In-setting, the only characters that cannot be killed by a random team of military with adequate planning is Scion and gray boy. That's fine for Scion- not for Gray Boy.
 
Arkeus said:
In-setting, the only characters that cannot be killed by a random team of military with adequate planning is Scion and gray boy. That's fine for Scion- not for Gray Boy.

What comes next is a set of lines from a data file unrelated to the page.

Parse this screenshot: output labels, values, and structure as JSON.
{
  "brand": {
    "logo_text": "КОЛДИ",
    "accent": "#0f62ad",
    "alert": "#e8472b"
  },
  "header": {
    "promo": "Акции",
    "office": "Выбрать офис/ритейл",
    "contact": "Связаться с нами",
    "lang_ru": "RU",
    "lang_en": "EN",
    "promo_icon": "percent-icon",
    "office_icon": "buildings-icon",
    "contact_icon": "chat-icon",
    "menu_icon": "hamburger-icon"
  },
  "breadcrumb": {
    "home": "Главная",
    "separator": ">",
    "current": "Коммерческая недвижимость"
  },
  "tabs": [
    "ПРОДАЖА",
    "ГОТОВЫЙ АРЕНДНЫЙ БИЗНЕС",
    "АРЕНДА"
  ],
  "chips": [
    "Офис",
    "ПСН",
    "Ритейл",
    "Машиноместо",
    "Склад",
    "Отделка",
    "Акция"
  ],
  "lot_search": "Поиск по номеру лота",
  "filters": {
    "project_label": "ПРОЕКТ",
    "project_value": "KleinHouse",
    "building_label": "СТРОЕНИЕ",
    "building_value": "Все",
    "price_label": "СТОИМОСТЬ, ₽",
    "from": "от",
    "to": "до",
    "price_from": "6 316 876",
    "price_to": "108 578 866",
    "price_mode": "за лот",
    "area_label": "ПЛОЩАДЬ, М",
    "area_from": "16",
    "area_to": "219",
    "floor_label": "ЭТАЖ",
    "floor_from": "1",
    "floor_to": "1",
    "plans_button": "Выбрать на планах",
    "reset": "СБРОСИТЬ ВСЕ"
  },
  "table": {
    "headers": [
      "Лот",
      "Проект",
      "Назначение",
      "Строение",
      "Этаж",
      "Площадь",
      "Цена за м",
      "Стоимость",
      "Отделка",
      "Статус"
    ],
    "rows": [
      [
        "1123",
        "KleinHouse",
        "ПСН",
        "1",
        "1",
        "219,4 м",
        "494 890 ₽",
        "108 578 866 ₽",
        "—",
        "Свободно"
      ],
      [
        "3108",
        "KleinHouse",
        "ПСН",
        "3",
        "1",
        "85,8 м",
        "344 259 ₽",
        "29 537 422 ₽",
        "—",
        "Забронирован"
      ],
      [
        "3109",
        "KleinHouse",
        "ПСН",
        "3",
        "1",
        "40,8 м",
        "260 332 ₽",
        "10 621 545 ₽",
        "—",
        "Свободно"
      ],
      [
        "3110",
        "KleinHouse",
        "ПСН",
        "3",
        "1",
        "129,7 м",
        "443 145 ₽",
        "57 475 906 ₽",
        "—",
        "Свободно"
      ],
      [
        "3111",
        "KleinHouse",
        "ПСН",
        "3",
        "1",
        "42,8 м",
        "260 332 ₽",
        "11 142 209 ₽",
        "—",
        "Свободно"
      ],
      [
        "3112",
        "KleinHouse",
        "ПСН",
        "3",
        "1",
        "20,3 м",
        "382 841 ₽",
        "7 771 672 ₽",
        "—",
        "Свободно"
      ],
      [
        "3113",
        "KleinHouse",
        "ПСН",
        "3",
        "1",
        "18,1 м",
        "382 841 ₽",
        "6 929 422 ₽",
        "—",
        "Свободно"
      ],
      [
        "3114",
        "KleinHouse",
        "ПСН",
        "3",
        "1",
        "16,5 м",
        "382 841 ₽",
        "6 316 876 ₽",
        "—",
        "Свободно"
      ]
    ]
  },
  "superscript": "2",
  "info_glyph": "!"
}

... hardly. This is going seriously off topic, but you're flat wrong here.
 
Arkeus said:
In-setting, the only characters that cannot be killed by a random team of military with adequate planning is Scion and gray boy. That's fine for Scion- not for Gray Boy.
Off top of my head: Crawler, GU, Khonsu, Tohu, Bohu, Simurgh, Behemoth, Leviathan, Eidolon, Alexandria, Legend, Narwhal, Eden, Contessa, and Thanda Teleporter Guy. This is assuming your supposed military is willing to cause nuclear winter to get at the parahumans and by random team of military you mean the entire military of a well developed first world nation. There are any number of others who might be killable with sufficient effort but generally really aren't worth the effort.

Now more on topic I'm wondering what people on the recieving end of Taylor's power will think it is. Also this is one of those Taylors who if on the recieving end of Tattletale's "I'm a totally legit telepath" speech will just respond with "Oh you too? Good to have some company.".
 
Joebobjoe said:
Now more on topic I'm wondering what people on the recieving end of Taylor's power will think it is. Also this is one of those Taylors who if on the recieving end of Tattletale's "I'm a totally legit telepath" speech will just respond with "Oh you too? Good to have some company.".
I actually wonder how Taylor will perceive other parahuman powers.